Finding a closed form for coefficients in $x^{3n}=x_0\left(a_nx+b_n+\frac {c_n}{x}\right)$

Question

Consider, $$ x^3=x+1 $$ Let $x_0$ be a solution to the above equation. Now consider $x^{3n}$. For $n=2$ we have: $$ x^6=(x+1)^2 $$ $$ =x^2+2x+1 $$ $$ =x\left(x+2+\frac {1}{x}\right) $$ $$ =x_0\left(x+2+\frac {1}{x}\right) $$ For $n=3$ we have: $$ x^9=(x+1)^3 $$ $$ =x^3+3x^2+3x+1 $$ $$ =3x^2+4x+2 $$ $$ =x\left(3x+4+\frac {2}{x}\right) $$ $$ =x_0\left(3x+4+\frac {2}{x}\right) $$ Similarly for $n=4$ we have: $$ x^{12}=x_0\left(7x+9+\frac {5}{x}\right) $$ In general we have: $$ x^{3n}=x_0\left(a_nx+b_n+\frac {c_n}{x}\right), $$ Where, $$ a_{n+1}=a_n+b_n, a_2=1, $$ $$ b_{n+1}=a_n+b_n+c_n, b_2=2, $$ $$ c_{n+1}=a_n+c_n, c_2=1. $$ My question is: is there a closed form for $a_n,b_n$ and $c_n$? Any help would be appreciated.

Answer 1

We derive generating functions for the recurrence relation: \begin{align*} a_{n+1}&=a_n+b_n\tag{1}\\ b_{n+1}&=a_n+b_n+c_n\qquad\qquad (n\geq 2)\tag{2}\\ c_{n+1}&=a_n+c_n\tag{3}\\ a_2&=1,b_2=2,c_2=1\\ \end{align*}

Let $A(x)=\sum_{n\geq 2} a_nx^n, B(x)=\sum_{n\geq 2} b_nx^n, C(x)=\sum_{n\geq 2} c_n x^n$.

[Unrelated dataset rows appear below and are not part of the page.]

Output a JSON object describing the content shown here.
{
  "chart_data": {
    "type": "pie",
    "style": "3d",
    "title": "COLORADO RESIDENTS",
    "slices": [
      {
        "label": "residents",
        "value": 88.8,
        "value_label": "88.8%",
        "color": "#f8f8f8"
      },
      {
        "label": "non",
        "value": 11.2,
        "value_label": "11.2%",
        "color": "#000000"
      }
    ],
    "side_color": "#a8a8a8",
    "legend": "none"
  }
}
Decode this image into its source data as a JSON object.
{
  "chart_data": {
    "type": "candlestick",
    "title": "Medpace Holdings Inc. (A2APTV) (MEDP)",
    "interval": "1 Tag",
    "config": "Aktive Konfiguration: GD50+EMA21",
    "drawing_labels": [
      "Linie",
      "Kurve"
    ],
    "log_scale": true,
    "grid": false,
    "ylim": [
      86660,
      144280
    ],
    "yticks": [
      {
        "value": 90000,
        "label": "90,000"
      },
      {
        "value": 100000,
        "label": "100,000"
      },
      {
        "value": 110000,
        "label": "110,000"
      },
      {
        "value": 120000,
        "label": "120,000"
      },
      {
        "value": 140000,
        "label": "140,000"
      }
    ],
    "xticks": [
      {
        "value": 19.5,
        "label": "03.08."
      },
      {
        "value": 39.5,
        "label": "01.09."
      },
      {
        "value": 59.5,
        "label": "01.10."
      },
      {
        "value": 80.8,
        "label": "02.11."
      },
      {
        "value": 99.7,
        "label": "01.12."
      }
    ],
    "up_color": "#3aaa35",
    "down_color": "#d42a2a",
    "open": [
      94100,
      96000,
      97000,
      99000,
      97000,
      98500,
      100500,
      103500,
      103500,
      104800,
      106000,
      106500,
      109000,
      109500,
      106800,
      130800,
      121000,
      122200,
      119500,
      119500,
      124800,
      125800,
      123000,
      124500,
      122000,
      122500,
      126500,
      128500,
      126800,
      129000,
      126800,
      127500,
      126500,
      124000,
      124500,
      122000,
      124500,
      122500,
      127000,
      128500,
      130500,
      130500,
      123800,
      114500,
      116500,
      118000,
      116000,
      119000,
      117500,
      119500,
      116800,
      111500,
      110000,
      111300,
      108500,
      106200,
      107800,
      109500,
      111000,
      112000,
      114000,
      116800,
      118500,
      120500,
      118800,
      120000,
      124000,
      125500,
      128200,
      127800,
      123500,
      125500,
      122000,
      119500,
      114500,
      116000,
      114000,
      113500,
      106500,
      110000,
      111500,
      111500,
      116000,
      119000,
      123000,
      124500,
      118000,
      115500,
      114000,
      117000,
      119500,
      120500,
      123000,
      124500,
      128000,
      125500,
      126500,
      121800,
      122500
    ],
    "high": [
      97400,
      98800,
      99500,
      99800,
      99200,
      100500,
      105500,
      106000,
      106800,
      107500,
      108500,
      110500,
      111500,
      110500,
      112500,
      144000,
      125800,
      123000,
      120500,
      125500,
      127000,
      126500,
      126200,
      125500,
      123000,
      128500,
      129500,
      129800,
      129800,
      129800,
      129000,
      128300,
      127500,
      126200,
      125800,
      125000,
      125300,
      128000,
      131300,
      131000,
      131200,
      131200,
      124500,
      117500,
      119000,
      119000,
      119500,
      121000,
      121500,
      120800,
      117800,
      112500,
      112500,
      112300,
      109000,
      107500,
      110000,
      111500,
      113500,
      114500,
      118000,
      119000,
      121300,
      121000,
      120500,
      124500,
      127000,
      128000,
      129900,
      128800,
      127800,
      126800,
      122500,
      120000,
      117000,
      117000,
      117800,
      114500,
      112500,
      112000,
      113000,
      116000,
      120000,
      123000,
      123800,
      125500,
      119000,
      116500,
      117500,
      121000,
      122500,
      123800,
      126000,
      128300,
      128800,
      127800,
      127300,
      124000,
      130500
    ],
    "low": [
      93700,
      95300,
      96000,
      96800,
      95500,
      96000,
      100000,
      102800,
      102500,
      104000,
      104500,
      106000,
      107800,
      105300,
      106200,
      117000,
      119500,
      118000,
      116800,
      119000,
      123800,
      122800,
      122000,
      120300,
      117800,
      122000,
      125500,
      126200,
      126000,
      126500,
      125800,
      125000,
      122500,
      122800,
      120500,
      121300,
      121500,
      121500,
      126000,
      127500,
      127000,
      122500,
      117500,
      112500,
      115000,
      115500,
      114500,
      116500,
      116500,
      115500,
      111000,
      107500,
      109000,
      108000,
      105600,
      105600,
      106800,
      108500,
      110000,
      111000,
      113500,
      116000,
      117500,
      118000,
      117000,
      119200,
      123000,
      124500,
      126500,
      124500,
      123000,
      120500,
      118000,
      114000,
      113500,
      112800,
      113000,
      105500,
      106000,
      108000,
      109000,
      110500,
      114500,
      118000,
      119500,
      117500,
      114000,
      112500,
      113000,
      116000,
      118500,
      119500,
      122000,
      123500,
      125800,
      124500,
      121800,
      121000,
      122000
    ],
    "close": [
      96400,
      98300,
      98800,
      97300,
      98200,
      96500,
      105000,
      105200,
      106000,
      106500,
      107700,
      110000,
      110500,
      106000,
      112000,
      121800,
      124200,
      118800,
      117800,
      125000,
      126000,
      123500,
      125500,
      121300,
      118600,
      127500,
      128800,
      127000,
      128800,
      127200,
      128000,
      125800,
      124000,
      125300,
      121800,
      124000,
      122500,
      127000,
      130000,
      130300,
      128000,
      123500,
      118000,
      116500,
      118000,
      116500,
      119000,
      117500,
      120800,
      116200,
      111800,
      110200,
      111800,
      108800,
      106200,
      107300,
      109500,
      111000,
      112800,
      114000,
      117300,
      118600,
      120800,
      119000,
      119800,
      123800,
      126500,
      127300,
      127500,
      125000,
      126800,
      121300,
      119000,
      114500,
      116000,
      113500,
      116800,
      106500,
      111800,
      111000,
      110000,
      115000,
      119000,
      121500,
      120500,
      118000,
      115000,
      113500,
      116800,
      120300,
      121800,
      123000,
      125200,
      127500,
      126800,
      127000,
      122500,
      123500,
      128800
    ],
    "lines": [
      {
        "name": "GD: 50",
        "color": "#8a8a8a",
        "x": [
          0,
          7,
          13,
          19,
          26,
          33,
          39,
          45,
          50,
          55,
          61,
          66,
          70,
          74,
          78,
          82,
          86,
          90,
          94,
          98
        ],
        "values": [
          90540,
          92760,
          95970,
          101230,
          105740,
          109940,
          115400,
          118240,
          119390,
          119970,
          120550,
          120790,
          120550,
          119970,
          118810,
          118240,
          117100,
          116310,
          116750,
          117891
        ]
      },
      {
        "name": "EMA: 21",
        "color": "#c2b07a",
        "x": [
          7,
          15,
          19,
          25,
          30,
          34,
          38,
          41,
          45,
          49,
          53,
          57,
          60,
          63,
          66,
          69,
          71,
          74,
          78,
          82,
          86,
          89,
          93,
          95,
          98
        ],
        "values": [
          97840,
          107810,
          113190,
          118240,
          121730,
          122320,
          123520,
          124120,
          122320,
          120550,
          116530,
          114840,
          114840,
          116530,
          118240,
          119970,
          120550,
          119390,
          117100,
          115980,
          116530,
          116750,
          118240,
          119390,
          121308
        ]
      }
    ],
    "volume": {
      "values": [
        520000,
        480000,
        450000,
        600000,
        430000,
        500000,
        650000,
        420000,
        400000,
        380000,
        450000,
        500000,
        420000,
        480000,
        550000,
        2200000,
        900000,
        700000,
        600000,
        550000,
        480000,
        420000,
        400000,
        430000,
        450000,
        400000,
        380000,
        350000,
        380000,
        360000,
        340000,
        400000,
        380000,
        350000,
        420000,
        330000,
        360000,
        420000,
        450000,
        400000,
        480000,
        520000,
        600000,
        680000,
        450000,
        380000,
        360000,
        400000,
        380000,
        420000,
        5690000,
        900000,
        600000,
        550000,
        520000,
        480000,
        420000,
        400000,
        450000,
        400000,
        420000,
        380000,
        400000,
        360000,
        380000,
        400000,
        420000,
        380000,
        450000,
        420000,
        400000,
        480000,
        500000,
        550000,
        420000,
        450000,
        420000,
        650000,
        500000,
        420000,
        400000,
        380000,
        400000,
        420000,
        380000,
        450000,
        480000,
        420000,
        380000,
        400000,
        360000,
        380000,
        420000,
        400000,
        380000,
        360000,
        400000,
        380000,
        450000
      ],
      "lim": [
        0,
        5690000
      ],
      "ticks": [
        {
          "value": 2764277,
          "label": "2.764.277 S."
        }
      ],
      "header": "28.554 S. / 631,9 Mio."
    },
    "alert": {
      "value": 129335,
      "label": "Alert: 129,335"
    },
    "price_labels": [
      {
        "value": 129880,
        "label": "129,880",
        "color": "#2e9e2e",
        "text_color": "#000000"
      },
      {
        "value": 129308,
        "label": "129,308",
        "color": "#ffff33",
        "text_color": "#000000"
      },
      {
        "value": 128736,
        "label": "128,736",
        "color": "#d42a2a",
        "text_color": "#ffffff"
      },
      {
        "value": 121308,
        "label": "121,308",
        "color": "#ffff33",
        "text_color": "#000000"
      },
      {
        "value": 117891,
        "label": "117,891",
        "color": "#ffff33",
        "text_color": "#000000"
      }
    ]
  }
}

We obtain from (1) \begin{align*} \sum_{n\geq 2}a_{n+1}x^n&=\sum_{n\geq 2}a_nx^n+\sum_{n\geq 2}b_nx^n\\ \frac{1}{x}\sum_{n\geq 3}a_nx^n&=A(x)+B(x)\\ A(x)-x^2&=xA(x)+xB(x)\\ \color{blue}{(1-x)A(x)-xB(x)}&\color{blue}{=x^2}\tag{4}\\ \end{align*}

Since (3) and (1) have the same structure and initial condition, we get

\begin{align*} \color{blue}{(1-x)C(x)-xA(x)}&\color{blue}{=x^2}\qquad\qquad\qquad\qquad\tag{5}\\ \end{align*}

The relationship (2):

\begin{align*} \sum_{n\geq 2}b_{n+1}x^n&=\sum_{n\geq 2}\left(a_n+b_n+c_n\right)x^n\\ \frac{1}{x}\sum_{n\geq 3}b_nx^n&=A(x)+B(x)+C(x)\\ B(x)-2x^2&=xA(x)+xB(x)+xC(x)\\ \color{blue}{(1-x)B(x)-xA(x)-xC(x)}&\color{blue}{=2x^2}\tag{6} \end{align*}

We take (4) - (6) and derive from them the generating functions. \begin{align*} (1-x)A(x)-xB(x)&=x^2\\ -xA(x)+(1-x)C(x)&=x^2\\ -xA(x)+(1-x)B(x)-xC(x)&=2x^2 \end{align*}

Solving the equations above we obtain \begin{align*} \color{blue}{A(x)}&\color{blue}{=\frac{x^2}{1-3x+2x^2-x^3}}\\ &=x^2 + 3 x^3 + 7 x^4 + 16 x^5 + 37 x^6 + 86 x^7+\cdots\\ \color{blue}{B(x)}&\color{blue}{=\frac{1-x}{x}A(x)-x}\\ &=2 x^2 + 4 x^3 + 9 x^4 + 21 x^5 + 49 x^6 + 114 x^7 +\cdots\\ \color{blue}{C(x)}&\color{blue}{=\frac{x}{1-x}A(x)+\frac{x^2}{1-x}}\\ &=x^2 + 2 x^3 + 5 x^4 + 12 x^5 + 28 x^6 + 65 x^7+\cdots \end{align*} where the expansion was done with some help of Wolfram Alpha.